Il faudrait être bien grincheux pour bouder son plaisir en voyant autant de bonnes volontés réunies pour exécuter une symphonie aussi consensuelle.
Respect des rituels.
Hymne à la joie, l’hémicycle est debout.
Suivent les discours distribués dans l’ordre établi par le maître des lieux, Thorbjorn Jagland, Secrétaire Général du Conseil de l’Europe. Après lui c’est le tour du sénateur-maire de Strasbourg, ville-hôte, M. Roland Ries, puis de M. le représentant de la France, Etat-hôte…, le ministre délégué Bernard Cazeneuve. Le président de la Région- hôte, M. Philippe Richert ( UMP), restera muet, son ex-collègue au Sénat M. Ries (PS) parlant pour lui. Symphonie oblige ! De toute façon, aussi bon orateur que ses prédécesseurs, il n’aurait pas pu faire montre d’originalité.

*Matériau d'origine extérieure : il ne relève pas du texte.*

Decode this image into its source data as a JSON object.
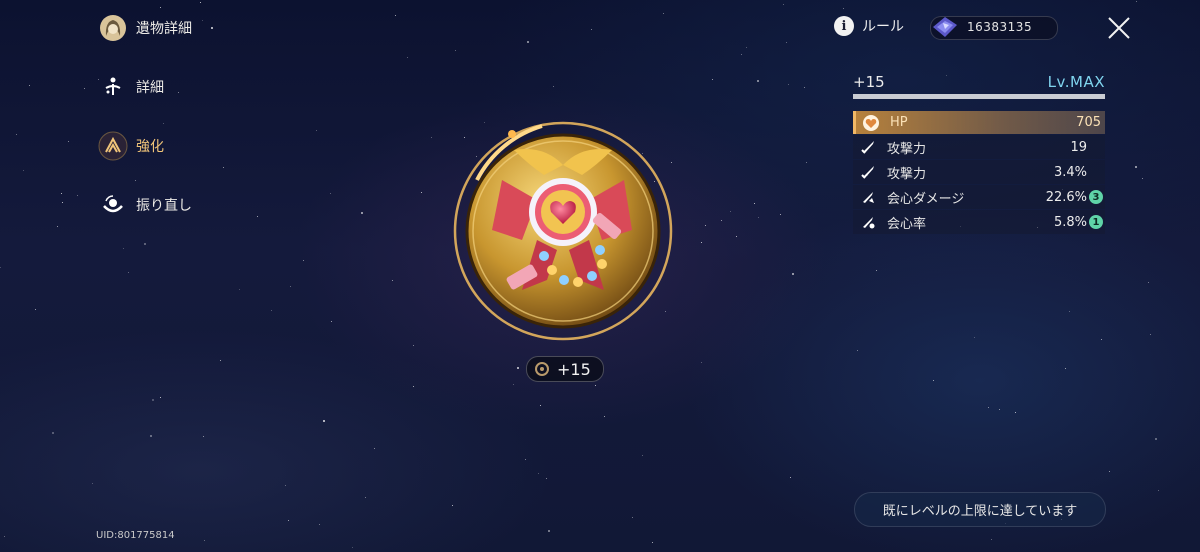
{
  "nav": {
    "items": [
      {
        "label": "遺物詳細",
        "icon": "character-portrait-icon",
        "active": false
      },
      {
        "label": "詳細",
        "icon": "details-icon",
        "active": false
      },
      {
        "label": "強化",
        "icon": "enhance-icon",
        "active": true
      },
      {
        "label": "振り直し",
        "icon": "reroll-icon",
        "active": false
      }
    ]
  },
  "topbar": {
    "rule_label": "ルール",
    "currency_value": "16383135",
    "icons": [
      "info-icon",
      "gem-ticket-icon",
      "close-icon"
    ]
  },
  "stats": {
    "level": "+15",
    "level_label": "Lv.MAX",
    "progress": 1.0,
    "main": {
      "name": "HP",
      "value": "705"
    },
    "subs": [
      {
        "name": "攻撃力",
        "value": "19",
        "badge": null
      },
      {
        "name": "攻撃力",
        "value": "3.4%",
        "badge": null
      },
      {
        "name": "会心ダメージ",
        "value": "22.6%",
        "badge": "3"
      },
      {
        "name": "会心率",
        "value": "5.8%",
        "badge": "1"
      }
    ]
  },
  "relic": {
    "enhance_level": "+15"
  },
  "notice": "既にレベルの上限に達しています",
  "uid": "UID:801775814",
  "colors": {
    "accent_gold": "#f0c479",
    "level_max": "#7fd4ee",
    "badge": "#5fd4a8"
  }
}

Professeurs ou autres correcteurs de copies d’examen ou de concours, comme les auditeurs habitués à de telles cérémonies et évidemment les journalistes, connaissent la lassitude qu’inflige, à terme, la répétition des propos attendus sur un même sujet, chacun s’acquittant de sa tâche avec sérieux et recherche de belles citations. Par bonheur, on a échappé à la répétition de la même citation. Mais c’est comme çà ! Pas de regrets.

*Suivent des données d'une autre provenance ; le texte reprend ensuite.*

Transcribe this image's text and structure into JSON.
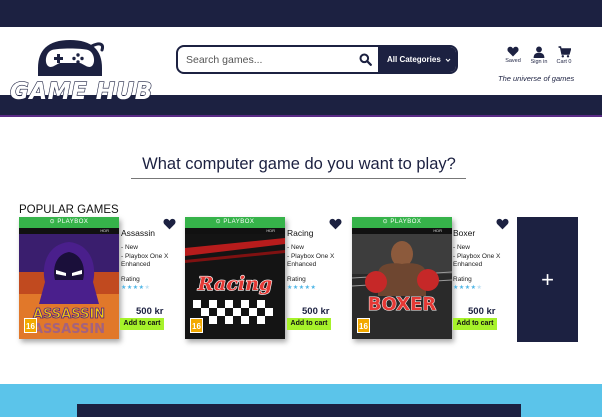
{
  "brand": {
    "logo_text": "GAME HUB",
    "tagline": "The universe of games"
  },
  "search": {
    "placeholder": "Search games...",
    "category_label": "All Categories"
  },
  "header_icons": [
    {
      "label": "Saved",
      "icon": "heart-icon"
    },
    {
      "label": "Sign in",
      "icon": "user-icon"
    },
    {
      "label": "Cart 0",
      "icon": "cart-icon"
    }
  ],
  "main": {
    "question": "What computer game do you want to play?",
    "section_title": "POPULAR GAMES"
  },
  "games": [
    {
      "title": "Assassin",
      "cover_text": "ASSASSIN",
      "platform": "PLAYBOX",
      "hdr": "HDR",
      "age": "16",
      "details": [
        "- New",
        "- Playbox One X",
        "Enhanced"
      ],
      "rating_label": "Rating",
      "rating": 4,
      "rating_max": 5,
      "price": "500 kr",
      "cart_label": "Add to cart"
    },
    {
      "title": "Racing",
      "cover_text": "Racing",
      "platform": "PLAYBOX",
      "hdr": "HDR",
      "age": "16",
      "details": [
        "- New",
        "- Playbox One X",
        "Enhanced"
      ],
      "rating_label": "Rating",
      "rating": 5,
      "rating_max": 5,
      "price": "500 kr",
      "cart_label": "Add to cart"
    },
    {
      "title": "Boxer",
      "cover_text": "BOXER",
      "platform": "PLAYBOX",
      "hdr": "HDR",
      "age": "16",
      "details": [
        "- New",
        "- Playbox One X",
        "Enhanced"
      ],
      "rating_label": "Rating",
      "rating": 4,
      "rating_max": 5,
      "price": "500 kr",
      "cart_label": "Add to cart"
    }
  ],
  "add_card": {
    "label": "+"
  },
  "colors": {
    "navy": "#1c2141",
    "accent_green": "#a6f22a",
    "star_blue": "#4fb6e6",
    "band_blue": "#5bc4ea"
  }
}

Une mention spéciale revient toutefois à Roland Ries (Ph. Richert en aurait sans doute fait autant pour les mêmes raisons) qui, à deux reprises, a cité le journaliste, polémiste, écrivain, europhile intransigeant et innovant, Daniel Riot pour la part qui lui revient dans ce projet de forum qui voit le jour, trois ans seulement après sa disparition.
Mais si tout cela se déroule paisiblement, dans une litanie de vœux pieux, on reste tout de même très européano-européen et parfois franco-français. Dans ce dernier cas, on considérera tout bonnement qu’il était nécessaire que le ministre français excusât l’absence du président de la République, « retenu ailleurs ».
Comme le Premier ministre et même le ministre des Affaires Etrangères ? Sans doute.
Qu’à cela ne tienne, la grand’messe n’est pas terminée ou, en métaphore moins connotée, le plat de résistance arrive.
World Forum ou Word’s Forum ? « Paroles, paroles… »
C’est la question à laquelle Ban Ki-moon et surtout Tawakul Karman répondent en exprimant leurs exigences.
Cette fois c’est de la planète meurtrie sans retenue par les guerres, la pauvreté, la misère, l’analphabétisme, les carences de tous ordres…qui sert d’espace de référence. Nous sommes dans un Forum Mondial, les orateurs ne l’oublient pas. Ils n’oublient pas davantage qu’il s’agit ici de démocratie et que celle -ci n’est possible, concrètement, qu’allant de pair avec le développement économique et partant social. Tous deux savent, comme l’avaient évoqué les précédents orateurs, que la démocratie n’est jamais parfaite, qu’elle est toujours en danger, qu’elle peut et doit être conçue en respect des cultures et des états de développement les plus divers. Sous-titre du Forum : La démocratie à l’épreuve
Entre modèles anciens et réalités nouvelles.
Et, évidemment dans ce cas, on invoque immanquablement la sentence inoubliable de Winston Churchill .(Le plus mauvais des systèmes à l’exception de tous les autres) .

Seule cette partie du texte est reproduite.